Un constat dramatique
Le constat est dramatique. Il y a annuellement dans le monde presque 1,3 million de victimes d'accidents routiers mortels, et entre 30 et 50 millions de blessés, selon qu'ils soient légers et graves. Nous sommes en présence d'un véritable fléau dont les coûts humain, social et économique sont très élevés. À lui tout seul, le chiffre des morts dépasse celui des victimes de toutes les guerres qui sont livrées sur la surface du globe, et de bien d'autres fléaux, si l'on omet les maladies cardio-vasculaires.
L'OMS a donc décidé de considérer les accidents comme une endémie, et d'agir en conséquence. De concert avec la Banque mondiale, elle a déclaré une décennie d'action préventive, avec pour objectif de diminuer de 50 % les décès sur les routes, malgré l'augmentation du parc automobile et des réseaux routiers de par le monde.

 

Chances inégales
Mais cela n'arrivera pas tout seul. Des politiques doivent être mises en place pour atteindre cet objectif. Or si les pays les plus avancés économiquement, comme la France, ont de longues traditions de sécurisation de la route (encadré), le monde arabe est moins équipé pour ça, à tous les points de vue. Certains des États de la Ligue arabe ont, certes, accès à des expertises étrangères, mais la plupart d'entre eux doivent y faire face par leurs propres moyens.


C'est à ce niveau que l'initiative de l'USJ est pionnière. Le master en sécurité routière est confectionné pour ainsi dire « sur mesure » pour répondre aux besoins du monde arabe. Grâce à lui, les différents acteurs de la sécurité routière pourront être professionnalisés. La formation à la sécurité routière, en tant que telle, est en effet chose rare dans le monde et, en général, elle ne débouche pas sur un diplôme universitaire.

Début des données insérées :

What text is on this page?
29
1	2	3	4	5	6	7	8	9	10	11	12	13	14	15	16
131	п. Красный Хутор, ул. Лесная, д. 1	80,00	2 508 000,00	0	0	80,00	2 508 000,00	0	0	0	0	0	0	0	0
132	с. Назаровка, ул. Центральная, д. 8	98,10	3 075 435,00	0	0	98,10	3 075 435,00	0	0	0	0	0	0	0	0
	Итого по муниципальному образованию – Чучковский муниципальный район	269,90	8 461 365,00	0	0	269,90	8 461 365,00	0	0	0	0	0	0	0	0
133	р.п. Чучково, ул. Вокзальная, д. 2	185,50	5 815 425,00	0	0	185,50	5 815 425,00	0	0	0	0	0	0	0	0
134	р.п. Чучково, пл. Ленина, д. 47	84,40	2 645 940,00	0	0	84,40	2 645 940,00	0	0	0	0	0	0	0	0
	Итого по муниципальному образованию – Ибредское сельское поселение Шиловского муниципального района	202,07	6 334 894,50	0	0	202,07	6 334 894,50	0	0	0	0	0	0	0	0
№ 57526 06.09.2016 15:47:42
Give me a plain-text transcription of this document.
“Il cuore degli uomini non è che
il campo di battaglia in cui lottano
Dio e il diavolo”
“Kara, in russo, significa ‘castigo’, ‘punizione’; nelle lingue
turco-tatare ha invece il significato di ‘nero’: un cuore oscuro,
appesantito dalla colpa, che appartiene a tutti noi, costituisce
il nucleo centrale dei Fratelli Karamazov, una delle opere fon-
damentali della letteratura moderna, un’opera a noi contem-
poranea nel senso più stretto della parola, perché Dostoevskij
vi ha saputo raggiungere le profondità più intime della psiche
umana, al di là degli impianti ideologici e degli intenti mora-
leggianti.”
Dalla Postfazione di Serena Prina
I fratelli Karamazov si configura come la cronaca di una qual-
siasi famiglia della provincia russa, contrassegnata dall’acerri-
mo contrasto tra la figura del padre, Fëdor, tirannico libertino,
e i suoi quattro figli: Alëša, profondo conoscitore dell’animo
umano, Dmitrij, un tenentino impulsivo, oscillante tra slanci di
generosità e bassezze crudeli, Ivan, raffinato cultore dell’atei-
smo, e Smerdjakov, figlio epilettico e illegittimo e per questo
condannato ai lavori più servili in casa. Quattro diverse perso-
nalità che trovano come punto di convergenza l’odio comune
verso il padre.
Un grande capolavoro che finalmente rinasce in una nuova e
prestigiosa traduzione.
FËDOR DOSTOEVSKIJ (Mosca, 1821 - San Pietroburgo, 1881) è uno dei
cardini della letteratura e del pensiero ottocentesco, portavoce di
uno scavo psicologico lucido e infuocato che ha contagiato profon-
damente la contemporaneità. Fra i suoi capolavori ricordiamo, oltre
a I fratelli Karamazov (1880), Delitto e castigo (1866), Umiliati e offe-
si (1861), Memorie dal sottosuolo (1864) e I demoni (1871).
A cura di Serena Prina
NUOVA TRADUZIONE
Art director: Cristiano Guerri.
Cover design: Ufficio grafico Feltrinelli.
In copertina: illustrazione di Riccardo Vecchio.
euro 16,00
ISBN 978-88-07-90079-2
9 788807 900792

Aux États-Unis, par exemple, si elle existe, c'est une formation qualifiante, mais non diplomante. Elle implique des éducateurs, des psychologues, des ingénieurs, des statisticiens, etc. Mais très peu sont des généralistes de la sécurité routière et en connaissent tous les aspects. Le master en sécurité routière de l'USJ pallie à ce manque.

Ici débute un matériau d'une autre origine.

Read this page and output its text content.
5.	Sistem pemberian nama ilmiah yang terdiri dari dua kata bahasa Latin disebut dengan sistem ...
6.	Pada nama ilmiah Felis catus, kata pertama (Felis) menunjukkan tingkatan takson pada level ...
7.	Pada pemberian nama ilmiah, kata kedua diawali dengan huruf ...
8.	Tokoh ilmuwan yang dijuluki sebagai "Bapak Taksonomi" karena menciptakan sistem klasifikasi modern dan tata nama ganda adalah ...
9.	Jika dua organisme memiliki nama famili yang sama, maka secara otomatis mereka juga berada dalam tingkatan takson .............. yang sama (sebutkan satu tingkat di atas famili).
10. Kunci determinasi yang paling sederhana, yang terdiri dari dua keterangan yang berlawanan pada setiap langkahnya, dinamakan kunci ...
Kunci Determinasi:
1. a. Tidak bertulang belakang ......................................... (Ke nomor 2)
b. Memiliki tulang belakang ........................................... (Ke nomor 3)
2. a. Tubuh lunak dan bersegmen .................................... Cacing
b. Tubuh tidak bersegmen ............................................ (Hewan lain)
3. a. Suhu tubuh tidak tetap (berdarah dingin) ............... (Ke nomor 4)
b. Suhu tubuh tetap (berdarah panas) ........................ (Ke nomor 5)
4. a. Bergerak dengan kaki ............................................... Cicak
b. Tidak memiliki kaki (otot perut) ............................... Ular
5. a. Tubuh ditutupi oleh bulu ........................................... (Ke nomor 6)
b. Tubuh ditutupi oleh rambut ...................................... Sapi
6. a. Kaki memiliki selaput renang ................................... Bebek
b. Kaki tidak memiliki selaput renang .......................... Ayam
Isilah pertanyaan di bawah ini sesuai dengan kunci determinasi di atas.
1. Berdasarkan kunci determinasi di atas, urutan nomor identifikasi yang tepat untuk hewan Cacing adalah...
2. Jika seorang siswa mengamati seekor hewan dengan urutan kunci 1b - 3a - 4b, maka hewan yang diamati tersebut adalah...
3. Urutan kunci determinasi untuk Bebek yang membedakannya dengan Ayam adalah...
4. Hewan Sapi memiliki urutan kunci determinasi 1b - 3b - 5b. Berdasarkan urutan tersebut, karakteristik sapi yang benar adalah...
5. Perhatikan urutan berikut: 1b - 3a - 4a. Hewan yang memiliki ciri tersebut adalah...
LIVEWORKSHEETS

La mise en place d'un diplôme reconnu par l'État libanais – et on l'espère, par d'autres pays arabes – est donc bien une initiative pionnière et une nécessité. Le programme en est innovant et multidisciplinaire : les routes (signalisation, éclairage, caniveaux, barrières de sécurité, lignes de démarcation, trottoirs, aires de stationnement, sécurisation des scènes d'accidents), les véhicules (importés ou neufs, pièces de rechange, contrôle mécanique), les comportements (automobilistes et piétons), le génie du transport (aménagement des routes et circulation), la sécurisation des techniques de dépannage, la prise en charge des victimes des accidentés de la route, les bases de données et l'analyse statistique, le développement de contre-mesures pour faire face aux risques, etc. Tout y passe. Il n'y a pas un seul aspect de la sécurité routière qui est négligé. « La route qui pardonne », comme on l'appelle, c'est-à-dire la route où des fautes mineures ou moyennes des conducteurs, les distractions momentanées, n'entraînent pas nécessairement des drames, est l'objectif premier.